Embora o exemplo afetivo seja essencial para o desenvolvimento infantil, somos nós, pais, mães e pessoas responsáveis, que temos a função de equilibrar e conduzir as imitações do mundo adulto realizadas pelos nossos filhos. E isso se dá, sobretudo, através de conversas! Assim, quando o assunto é namoro na infância, é necessário orientar a criança sobre o que é certo, errado, moral, ético e, principalmente, colocar limites. Criança gosta mesmo de saber o porquê das coisas: ‘Mas, mãe, por que eu não posso namorar?’. Por mais que explicar tudo isso pareça uma tarefa complexa, o diálogo pode ser simples. E, para conduzi-lo, é preciso afeto, paciência e atenção. Procurar conversar sobre as fases da vida, sobre a importância de cumprirmos cada uma delas e também sobre a preparação para as etapas futuras.

Na infância, o que é válido é importante? Brincar muito e incentivar  o poder da amizade, pois a criança pode e necessita ter muito amigos. Sim, porque é através dos laços de amizade que criamos vínculos significativos, demonstramos afeto e amor, experimentamos atritos, compartilhamos momentos bonitos ou difíceis e vivenciamos situações inesquecíveis. Afinal, os amigos são importantes para o nosso bem-estar, socialização e ainda para nossa saúde. Aristóteles agiu com sabedoria quando afirmou que ninguém escolheria viver sem amigos. E, realmente, esse aprendizado fraterno começa na infância, dando base para outros tipos de relacionamentos futuros, inclusive o amoroso – e que poderá surgir, é claro, no seu tempo devido.

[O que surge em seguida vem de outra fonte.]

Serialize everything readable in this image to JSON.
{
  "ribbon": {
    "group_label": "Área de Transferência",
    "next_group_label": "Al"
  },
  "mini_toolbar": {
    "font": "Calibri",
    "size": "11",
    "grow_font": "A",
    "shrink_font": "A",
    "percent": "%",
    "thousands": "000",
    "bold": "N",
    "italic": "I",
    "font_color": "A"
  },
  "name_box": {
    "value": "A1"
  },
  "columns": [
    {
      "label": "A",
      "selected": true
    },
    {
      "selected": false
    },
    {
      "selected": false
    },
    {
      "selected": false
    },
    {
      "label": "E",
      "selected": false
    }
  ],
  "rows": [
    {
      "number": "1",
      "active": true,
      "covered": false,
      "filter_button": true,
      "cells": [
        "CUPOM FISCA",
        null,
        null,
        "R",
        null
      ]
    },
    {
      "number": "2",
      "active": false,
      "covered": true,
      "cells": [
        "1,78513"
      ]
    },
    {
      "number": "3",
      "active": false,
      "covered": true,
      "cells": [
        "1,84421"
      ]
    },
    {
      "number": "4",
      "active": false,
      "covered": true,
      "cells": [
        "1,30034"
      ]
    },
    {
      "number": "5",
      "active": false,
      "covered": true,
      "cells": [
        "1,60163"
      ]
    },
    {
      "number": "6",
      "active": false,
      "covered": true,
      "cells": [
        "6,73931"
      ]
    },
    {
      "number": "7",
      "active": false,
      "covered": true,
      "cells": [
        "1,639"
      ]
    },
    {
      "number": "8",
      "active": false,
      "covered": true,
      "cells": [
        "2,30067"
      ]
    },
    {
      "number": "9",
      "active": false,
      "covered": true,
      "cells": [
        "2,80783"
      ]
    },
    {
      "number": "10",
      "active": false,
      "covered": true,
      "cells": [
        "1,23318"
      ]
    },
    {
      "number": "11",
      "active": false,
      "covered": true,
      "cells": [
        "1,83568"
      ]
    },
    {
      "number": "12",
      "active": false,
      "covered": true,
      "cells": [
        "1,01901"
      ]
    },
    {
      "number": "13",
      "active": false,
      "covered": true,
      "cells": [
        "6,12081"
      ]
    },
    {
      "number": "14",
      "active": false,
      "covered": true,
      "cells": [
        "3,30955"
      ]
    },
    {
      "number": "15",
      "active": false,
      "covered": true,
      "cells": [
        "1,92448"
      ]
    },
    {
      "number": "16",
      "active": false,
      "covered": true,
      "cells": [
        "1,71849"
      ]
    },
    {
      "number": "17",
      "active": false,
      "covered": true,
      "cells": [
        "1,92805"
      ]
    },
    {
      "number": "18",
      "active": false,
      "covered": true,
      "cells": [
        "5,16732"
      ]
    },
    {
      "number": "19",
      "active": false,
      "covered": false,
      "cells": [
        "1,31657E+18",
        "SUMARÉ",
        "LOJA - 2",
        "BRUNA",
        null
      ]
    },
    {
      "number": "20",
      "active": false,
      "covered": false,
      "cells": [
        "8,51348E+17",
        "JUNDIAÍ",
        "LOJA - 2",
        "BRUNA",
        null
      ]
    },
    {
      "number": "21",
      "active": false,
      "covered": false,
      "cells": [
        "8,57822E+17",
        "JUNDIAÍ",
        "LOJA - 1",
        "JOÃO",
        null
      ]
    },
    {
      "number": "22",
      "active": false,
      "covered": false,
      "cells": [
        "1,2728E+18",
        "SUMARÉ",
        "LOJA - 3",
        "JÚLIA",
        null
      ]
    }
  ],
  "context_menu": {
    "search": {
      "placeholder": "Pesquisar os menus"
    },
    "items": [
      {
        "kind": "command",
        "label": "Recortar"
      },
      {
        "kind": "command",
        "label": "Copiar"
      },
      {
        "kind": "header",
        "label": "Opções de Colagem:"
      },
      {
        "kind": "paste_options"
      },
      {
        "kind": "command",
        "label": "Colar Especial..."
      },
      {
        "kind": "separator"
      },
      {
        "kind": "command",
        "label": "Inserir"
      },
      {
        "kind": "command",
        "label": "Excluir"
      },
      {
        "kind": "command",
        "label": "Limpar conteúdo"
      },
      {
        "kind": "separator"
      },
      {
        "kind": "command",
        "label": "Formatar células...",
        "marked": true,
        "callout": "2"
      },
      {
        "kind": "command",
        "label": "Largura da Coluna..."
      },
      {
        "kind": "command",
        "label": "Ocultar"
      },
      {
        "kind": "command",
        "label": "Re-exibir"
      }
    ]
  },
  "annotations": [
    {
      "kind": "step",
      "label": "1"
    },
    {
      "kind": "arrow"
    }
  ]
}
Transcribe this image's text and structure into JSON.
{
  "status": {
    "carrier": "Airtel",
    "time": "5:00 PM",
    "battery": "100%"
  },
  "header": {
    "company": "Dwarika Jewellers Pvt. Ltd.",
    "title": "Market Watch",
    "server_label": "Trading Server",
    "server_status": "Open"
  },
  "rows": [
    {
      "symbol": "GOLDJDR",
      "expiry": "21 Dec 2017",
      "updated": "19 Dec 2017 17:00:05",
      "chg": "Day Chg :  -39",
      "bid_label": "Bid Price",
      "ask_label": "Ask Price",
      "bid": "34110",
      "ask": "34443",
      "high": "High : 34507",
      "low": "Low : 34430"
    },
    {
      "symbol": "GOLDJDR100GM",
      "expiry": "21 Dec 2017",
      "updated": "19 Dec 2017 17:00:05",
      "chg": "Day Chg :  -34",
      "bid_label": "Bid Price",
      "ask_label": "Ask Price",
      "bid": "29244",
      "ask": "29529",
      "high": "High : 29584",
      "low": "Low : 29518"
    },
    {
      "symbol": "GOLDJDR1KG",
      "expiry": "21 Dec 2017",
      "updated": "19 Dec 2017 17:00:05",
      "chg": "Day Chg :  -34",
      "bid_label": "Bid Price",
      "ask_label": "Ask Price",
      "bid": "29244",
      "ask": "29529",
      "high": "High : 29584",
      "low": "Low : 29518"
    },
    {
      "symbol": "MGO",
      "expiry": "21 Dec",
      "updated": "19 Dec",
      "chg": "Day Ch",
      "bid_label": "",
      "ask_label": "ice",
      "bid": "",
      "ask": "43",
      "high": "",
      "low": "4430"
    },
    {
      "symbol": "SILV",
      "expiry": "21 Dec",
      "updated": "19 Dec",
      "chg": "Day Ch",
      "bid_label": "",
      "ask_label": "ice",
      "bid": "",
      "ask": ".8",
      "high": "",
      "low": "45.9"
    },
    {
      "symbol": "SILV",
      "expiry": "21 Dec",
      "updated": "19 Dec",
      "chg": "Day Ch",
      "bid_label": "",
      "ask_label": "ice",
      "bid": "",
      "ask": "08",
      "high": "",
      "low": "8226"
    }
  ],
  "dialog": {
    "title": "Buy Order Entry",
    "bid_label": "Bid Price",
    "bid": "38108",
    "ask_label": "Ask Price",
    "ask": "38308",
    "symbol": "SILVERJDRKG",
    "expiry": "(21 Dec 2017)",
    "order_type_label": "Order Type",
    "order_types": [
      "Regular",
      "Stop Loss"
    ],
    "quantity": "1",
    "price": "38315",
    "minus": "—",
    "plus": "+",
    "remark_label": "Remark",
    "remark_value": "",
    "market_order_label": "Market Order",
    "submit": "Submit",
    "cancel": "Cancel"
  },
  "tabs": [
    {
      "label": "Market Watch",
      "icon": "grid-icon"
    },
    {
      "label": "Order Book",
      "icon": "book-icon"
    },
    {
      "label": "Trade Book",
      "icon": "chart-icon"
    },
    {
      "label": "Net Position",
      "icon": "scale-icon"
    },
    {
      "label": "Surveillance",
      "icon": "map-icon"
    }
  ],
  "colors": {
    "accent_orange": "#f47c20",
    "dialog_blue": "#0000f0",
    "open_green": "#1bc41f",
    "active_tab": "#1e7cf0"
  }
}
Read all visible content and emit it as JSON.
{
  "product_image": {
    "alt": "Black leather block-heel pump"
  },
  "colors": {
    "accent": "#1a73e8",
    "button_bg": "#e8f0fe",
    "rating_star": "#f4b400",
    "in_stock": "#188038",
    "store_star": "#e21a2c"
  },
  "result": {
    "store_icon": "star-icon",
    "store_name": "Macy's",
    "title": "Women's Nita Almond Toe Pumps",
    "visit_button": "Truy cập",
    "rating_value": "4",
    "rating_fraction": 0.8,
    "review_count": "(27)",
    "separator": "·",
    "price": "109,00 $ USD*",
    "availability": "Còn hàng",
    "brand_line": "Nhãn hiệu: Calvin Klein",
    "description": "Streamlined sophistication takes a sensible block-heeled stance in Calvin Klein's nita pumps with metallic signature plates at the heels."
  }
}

As crianças terão muito tempo para serem adultas, então garanta que elas aproveitem a fase da infância com tudo que há direito.

 

Notinhas

Por que a adultização infantil é um problema? Os estímulos adultos afetam o desenvolvimento psicológico infantil criando traumas, inseguranças, ações tomadas por impulso. É aí que mora o perigo. A fase da infância é a mais importante de todas as fases de desenvolvimento. Por isso, se seu filho é criança, ofereça a ele apenas roupas infantis; evite agenda lotada; observe se o conteúdo que ele absorve nas telas é adequado à idade. Você já notou como o Tiktok e o Instagram adultizam crianças? Filhos com menos de 12 anos não deveriam ter acesso às redes sociais e, principalmente, o controle parental é necessário e por questões de segurança. Deixe que seu filho aproveite a tecnologia, mas com o formato adequado; corrija possíveis atitudes sexualizadas, pois fazer comentários sobre o corpo de forma sensual não é saudável, mesmo que seja na brincadeira. Quando isso acontecer com uma criança pequena, corrija! Diga “você é apenas uma criança e não é tempo para isso.” Ademais, muitas vezes, a sexualização infantil acontece por comentários maldosos disfarçados de elogios, como “essa vai dar trabalho, né?” ou outros mais explícitos, que apenas deseducam… Quando seu filho ou filha atingir a idade de 10 anos (e é nesta idade que eles aprendem sobre os sistemas do corpo humano na escola), fale sem julgamentos ou tabus sobre higiene íntima e respeito com o próprio corpo e o corpo do coleguinha; compre brinquedos de acordo com a idade; estimule a amizade entre crianças, pois isso vai fomentar o aprendizado dos sentimentos, a autorregulação emocional (ciúmes, felicidade, raiva, tristeza) para, de modo gradativo, aprender a controlar isso.